A velha guardou silêncio.

— Não se zomba senão do pobre; não se ridiculariza senão a ele. Dizei, por que é que sois o alvo de uma zombaria desprezível?... por que foi que vos lançaram uma alcunha insultuosa?... por que é que quando passais, a gente que vos vê sorri, e vos maltrata, lançando sobre vós um epíteto afrontoso?..

— Porque eu sou uma triste mulher velha, respondeu Irias.

— Não, senhora; é somente porque vós sois uma triste mulher pobre.

— Embora... embora; isso porém não me tira do meu pensar: a "Bela Órfã" te ama.

— Pois bem, ficai-vos com o vosso pensar.

— E eu hei de provar-te que tu te enganas com ela; e serás tu o primeiro que me virás confessar a injustiça que lhe estás fazendo.

— Será difícil.

— Freqüenta com mais assiduidade o "Céu cor-de-rosa"...
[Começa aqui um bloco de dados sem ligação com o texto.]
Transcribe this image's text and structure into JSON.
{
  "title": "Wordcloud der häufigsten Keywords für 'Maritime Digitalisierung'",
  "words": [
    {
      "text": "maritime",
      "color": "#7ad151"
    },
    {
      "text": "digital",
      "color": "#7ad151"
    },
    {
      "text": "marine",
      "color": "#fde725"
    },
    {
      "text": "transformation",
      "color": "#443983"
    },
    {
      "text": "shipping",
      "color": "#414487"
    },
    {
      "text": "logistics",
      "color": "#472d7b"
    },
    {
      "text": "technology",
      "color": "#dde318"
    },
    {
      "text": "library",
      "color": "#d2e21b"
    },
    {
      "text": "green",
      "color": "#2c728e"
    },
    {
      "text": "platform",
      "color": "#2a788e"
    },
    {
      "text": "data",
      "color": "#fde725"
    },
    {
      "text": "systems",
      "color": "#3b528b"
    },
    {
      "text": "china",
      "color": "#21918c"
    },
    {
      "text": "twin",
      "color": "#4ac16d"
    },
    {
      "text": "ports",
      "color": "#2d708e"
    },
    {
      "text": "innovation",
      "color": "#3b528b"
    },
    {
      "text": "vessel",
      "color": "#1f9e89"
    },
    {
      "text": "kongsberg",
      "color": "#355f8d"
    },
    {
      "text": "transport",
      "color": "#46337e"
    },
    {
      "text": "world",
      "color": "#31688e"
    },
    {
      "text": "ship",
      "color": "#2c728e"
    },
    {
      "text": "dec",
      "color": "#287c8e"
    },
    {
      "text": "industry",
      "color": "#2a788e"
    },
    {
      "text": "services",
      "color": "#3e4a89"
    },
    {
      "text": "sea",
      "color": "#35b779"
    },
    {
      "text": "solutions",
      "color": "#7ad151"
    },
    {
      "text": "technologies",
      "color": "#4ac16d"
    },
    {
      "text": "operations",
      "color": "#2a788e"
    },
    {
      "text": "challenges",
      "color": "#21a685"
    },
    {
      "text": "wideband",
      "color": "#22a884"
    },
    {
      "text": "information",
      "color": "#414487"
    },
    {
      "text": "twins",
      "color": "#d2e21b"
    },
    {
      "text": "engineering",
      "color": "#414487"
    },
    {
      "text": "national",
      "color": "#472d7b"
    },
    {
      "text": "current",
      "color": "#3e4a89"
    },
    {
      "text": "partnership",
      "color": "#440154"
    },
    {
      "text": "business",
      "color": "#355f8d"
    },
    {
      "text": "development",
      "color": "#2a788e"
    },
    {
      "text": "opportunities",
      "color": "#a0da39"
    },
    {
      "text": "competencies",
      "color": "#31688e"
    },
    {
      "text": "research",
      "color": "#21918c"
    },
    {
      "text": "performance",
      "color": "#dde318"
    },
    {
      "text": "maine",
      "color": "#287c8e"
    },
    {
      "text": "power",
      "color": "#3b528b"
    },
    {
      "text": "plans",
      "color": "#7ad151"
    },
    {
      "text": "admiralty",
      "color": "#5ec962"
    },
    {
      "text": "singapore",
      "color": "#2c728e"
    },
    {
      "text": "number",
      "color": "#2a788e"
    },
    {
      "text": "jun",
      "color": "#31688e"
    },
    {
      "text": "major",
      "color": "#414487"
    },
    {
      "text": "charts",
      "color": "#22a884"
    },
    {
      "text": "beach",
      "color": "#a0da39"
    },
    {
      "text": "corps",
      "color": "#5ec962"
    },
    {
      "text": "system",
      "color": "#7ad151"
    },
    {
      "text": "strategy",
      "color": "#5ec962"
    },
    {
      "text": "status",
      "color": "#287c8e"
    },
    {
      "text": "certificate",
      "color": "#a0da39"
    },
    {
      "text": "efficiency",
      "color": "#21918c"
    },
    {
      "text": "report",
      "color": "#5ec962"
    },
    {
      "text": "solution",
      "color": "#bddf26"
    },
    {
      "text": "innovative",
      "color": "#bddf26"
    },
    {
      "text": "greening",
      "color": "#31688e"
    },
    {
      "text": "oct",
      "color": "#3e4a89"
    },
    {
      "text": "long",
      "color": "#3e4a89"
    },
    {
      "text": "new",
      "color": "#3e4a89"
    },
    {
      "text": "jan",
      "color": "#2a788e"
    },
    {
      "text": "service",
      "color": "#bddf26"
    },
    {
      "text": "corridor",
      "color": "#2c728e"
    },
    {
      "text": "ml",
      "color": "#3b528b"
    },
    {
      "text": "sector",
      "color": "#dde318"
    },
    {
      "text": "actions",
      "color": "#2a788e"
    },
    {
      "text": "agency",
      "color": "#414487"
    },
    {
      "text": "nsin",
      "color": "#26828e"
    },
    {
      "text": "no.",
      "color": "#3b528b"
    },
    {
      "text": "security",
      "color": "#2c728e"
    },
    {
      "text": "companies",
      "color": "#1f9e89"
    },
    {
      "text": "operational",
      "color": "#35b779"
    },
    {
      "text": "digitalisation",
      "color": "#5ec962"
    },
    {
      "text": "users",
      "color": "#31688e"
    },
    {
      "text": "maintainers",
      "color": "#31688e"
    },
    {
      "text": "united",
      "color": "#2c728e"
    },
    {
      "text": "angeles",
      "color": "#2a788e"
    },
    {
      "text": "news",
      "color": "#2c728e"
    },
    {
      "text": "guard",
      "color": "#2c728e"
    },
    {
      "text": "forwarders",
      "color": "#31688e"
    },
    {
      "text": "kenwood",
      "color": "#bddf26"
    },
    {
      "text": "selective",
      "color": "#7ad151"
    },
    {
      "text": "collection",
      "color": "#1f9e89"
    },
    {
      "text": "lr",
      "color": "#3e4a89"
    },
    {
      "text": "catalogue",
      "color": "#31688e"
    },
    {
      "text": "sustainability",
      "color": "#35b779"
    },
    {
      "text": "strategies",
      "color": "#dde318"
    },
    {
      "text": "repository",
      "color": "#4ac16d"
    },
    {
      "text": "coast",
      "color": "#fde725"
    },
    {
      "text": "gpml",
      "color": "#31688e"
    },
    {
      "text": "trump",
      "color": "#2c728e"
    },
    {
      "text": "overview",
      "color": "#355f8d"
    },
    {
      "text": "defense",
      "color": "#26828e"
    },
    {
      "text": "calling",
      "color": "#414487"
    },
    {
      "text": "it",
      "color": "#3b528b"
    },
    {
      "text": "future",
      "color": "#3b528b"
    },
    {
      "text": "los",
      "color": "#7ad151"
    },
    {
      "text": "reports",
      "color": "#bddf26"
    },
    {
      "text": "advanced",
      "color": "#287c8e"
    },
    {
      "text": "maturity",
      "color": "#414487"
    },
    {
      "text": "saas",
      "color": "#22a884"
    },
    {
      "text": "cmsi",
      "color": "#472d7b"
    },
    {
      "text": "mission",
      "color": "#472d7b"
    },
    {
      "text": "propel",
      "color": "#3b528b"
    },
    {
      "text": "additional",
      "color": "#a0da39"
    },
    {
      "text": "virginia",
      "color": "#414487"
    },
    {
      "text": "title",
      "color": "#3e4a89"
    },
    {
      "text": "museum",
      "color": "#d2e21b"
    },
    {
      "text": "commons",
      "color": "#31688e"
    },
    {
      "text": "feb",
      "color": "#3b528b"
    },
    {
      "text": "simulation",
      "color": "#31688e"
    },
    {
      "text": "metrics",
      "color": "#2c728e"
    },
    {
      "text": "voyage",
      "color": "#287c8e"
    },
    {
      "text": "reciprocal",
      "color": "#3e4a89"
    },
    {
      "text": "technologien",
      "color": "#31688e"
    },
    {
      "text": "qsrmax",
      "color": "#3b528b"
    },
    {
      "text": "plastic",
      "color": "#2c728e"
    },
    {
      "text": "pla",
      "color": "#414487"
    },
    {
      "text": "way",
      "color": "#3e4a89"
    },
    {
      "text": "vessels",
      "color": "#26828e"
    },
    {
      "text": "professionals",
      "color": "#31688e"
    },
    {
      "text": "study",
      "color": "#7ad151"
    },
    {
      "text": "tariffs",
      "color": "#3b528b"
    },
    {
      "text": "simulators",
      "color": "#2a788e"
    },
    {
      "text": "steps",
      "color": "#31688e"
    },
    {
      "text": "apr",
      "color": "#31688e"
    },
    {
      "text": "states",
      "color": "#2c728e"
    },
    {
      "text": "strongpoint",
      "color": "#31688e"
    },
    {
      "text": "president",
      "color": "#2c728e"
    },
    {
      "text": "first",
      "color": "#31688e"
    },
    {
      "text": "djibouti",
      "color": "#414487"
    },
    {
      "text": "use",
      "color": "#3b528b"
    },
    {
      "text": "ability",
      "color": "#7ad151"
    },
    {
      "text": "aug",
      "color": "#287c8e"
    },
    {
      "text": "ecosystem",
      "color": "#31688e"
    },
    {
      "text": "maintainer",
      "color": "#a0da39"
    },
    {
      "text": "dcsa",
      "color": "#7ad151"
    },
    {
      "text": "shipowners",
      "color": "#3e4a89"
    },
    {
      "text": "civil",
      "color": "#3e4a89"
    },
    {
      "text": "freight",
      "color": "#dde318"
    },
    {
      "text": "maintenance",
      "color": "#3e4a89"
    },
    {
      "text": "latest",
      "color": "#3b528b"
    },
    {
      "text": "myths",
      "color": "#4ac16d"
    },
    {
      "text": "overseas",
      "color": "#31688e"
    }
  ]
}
Cândido, que já se achava mais sossegado, tornou-se de novo rubro de despeito e vergonha.

— Eu não irei lá nunca mais... exclamou.

— Nunca mais?...

— E se lá tornasse merecia que me lançassem longe da porta como a um cão.

— Cândido!...

— Eu não irei lá nunca mais! repetiu com veemência o mancebo.



E estava cumprindo à risca o seu propósito; dois serões haviam tido lugar depois da noite dos anos de Celina, e Cândido tinha faltado a ambos.

No começo da noite que se seguiu à do segundo serão, achava-se Cândido descansando no sótão do "Purgatório-trigueiro", quando a velha escrava de Irias lhe anunciou o sr. Anacleto.